08 abril, 2008

/uma fotografia, um nome\

André Príncipe, Smell of tiger

Imaginemos que a mulher não existe. É o título, bem lacaniano, da análise de ética e sublimação, da investigadora americana Joan Copjec. Imaginemos, mesmo, que a mulher, esse ícone ataviado com o desejo masculino, não existe. E confrontemos então esta imagem directa de André Príncipe, uma rapariga onde o excesso desestruturante da mensagem, simplesmente destrói dois atributos clássicos da mulher-objecto, a maquilhagem reparadora e o toucado, velho avatar de sedução. Uma jovem que é, antes de tudo, um olhar sobre nós.

É difícil olhar o desencanto, mais ainda quando nos devolve o desencanto das nossas convicções.

André Príncipe é um puro fotógrafo vagabundo, persegue o mundo todo enquanto se persegue a si mesmo. O que nos mostra é, necessariamente, e quase invariavelmente, um mundo jovem em conflito radical de gerações. Ao usar a fotografia faz ficção com a ficção de ser mas, mercê desta abertura que a fotografia multiplicou, varre o olhar omnisciente do divino que ainda nos afastava, como criaturas dependentes, dos jardins do Paraíso. O mundo da fotografia directa é definitivamente profano e aberto. E, cada vez mais, guarda uma ausência ignorada. Nesse mundo, o homem é visto por todos, no seu contexto, nas suas acções, nas interpretações que o fotógrafo nos propõe.

E talvez por isso mesmo a fotografia vive o seu momento de crise, que o conceptualismo e o pós-modernismo, actuando formalmente e sem auto-crítica, não resolveram. Há quem diga que a imagem da fotografia directa, química ou digital, precisa de actualizar os conteúdos, mostrar o que se passa para quem o vive na superfície das coisas. Porque essa forma de pensar intuitivamente com o choque da imagem, traz consigo o testemunho do tempo que vivemos e é garantia do autêntico. Ficcionado ou não, sentimos com ideias, imagens e fantasias.

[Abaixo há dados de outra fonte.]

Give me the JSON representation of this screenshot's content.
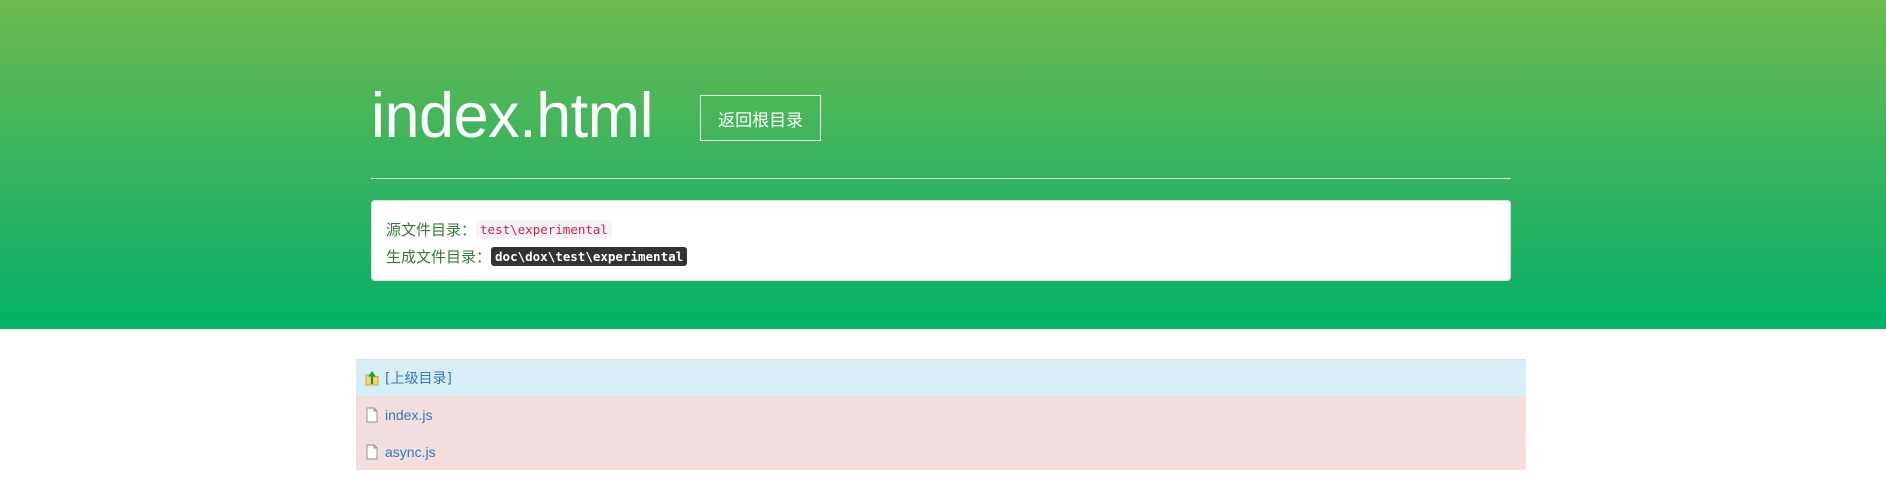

A imagem fotográfica, nos seus diversos suportes, tornou-se a paisagem que melhor conhecemos. E, com isso, perdemos os valores em que assentava a nossa cultura de herança grega. Porque mergulhamos, no multiculturalismo da globalização, a diferença tornou-se irrelevante, perdeu-se a identidade e, desse modo, as regras da lógica clássica. Sem o princípio da não-contradição e do terceiro excluído, que a nossa gramática latina e os programas de computadores continuam a usar, a irrealidade e a alteridade, (ser uma e outra coisa, ao mesmo tempo) do mito, organizam o nosso conhecimento e a nossa fruição. É, necessariamente, o fim dos paradoxos e a dificuldade da diferença. Seja no virtual, seja na constatação diária de que 'o que é' nem sempre 'é'. Como uma fotografia nos explica, como o mundo fantasmático de sucedâneos multimédia com que fazemos a vida, nos assegura de segundo a segundo.

Na fotografia de André Príncipe o mundo transforma-se num imenso não-lugar, onde enquadramos homens e coisas em permanentes periferias de uma ideia de cidade, de uma ideia de campo, de praia, de civilizações que aprendemos codificadas em outro tempo e outro espaço. E é nesses lugares inóspitos e quase malditos, por entre luzes dos novos néones da publicidade e da contrição cívica, onde vicejam equipamentos de estruturação do trânsito, que encontramos a poesia e o esplendor desta cultura nova. Aqui e ali há o reencontro com a inevitável solidão do rebanho de sujeitos desligados, o transe maior de uma incapacidade de reagir. No seu mundo de turbulência de luzes e movimento, de agitação não estratificada, a diferença não é provocação nem é aviso. Está ali, simplesmente, desafia um olhar, uma classificação. Esquece-se ou não se esquece. Depois de a ver, de a sentir, afastamo-nos deste olhar cansado da rapariga do autocarro, que nem é interrogativo nem sedutor. Mas é um olhar que diz que é, 'tropeçamos nele como um excedente do mundo'. Disse-o Sartre.

E como o livro de Joan Copjec me foi oferecido incompleto, nunca saberei se o olhar do outro implica ética ou sublimação. Mas sei, sem o ler, que revolve o sentir.

Maria do Carmo Serén

André Príncipe (1976)
Tem formação em fotografia (Curso de Fotografia na Faxx Akademie, Holanda) e em cinema, (curso na área de montagem na Escola Superior de Teatro e Cinema, Lisboa, 1998-2001; Curso de Realização Avançada da FCG/London Film School, 2005). Mostrou o seu trabalho de fotografia nos Encontros de Imagem de Braga, CPF, e Silo. É fundador da editora de livros de fotografia, Pierre von Kleist Editions.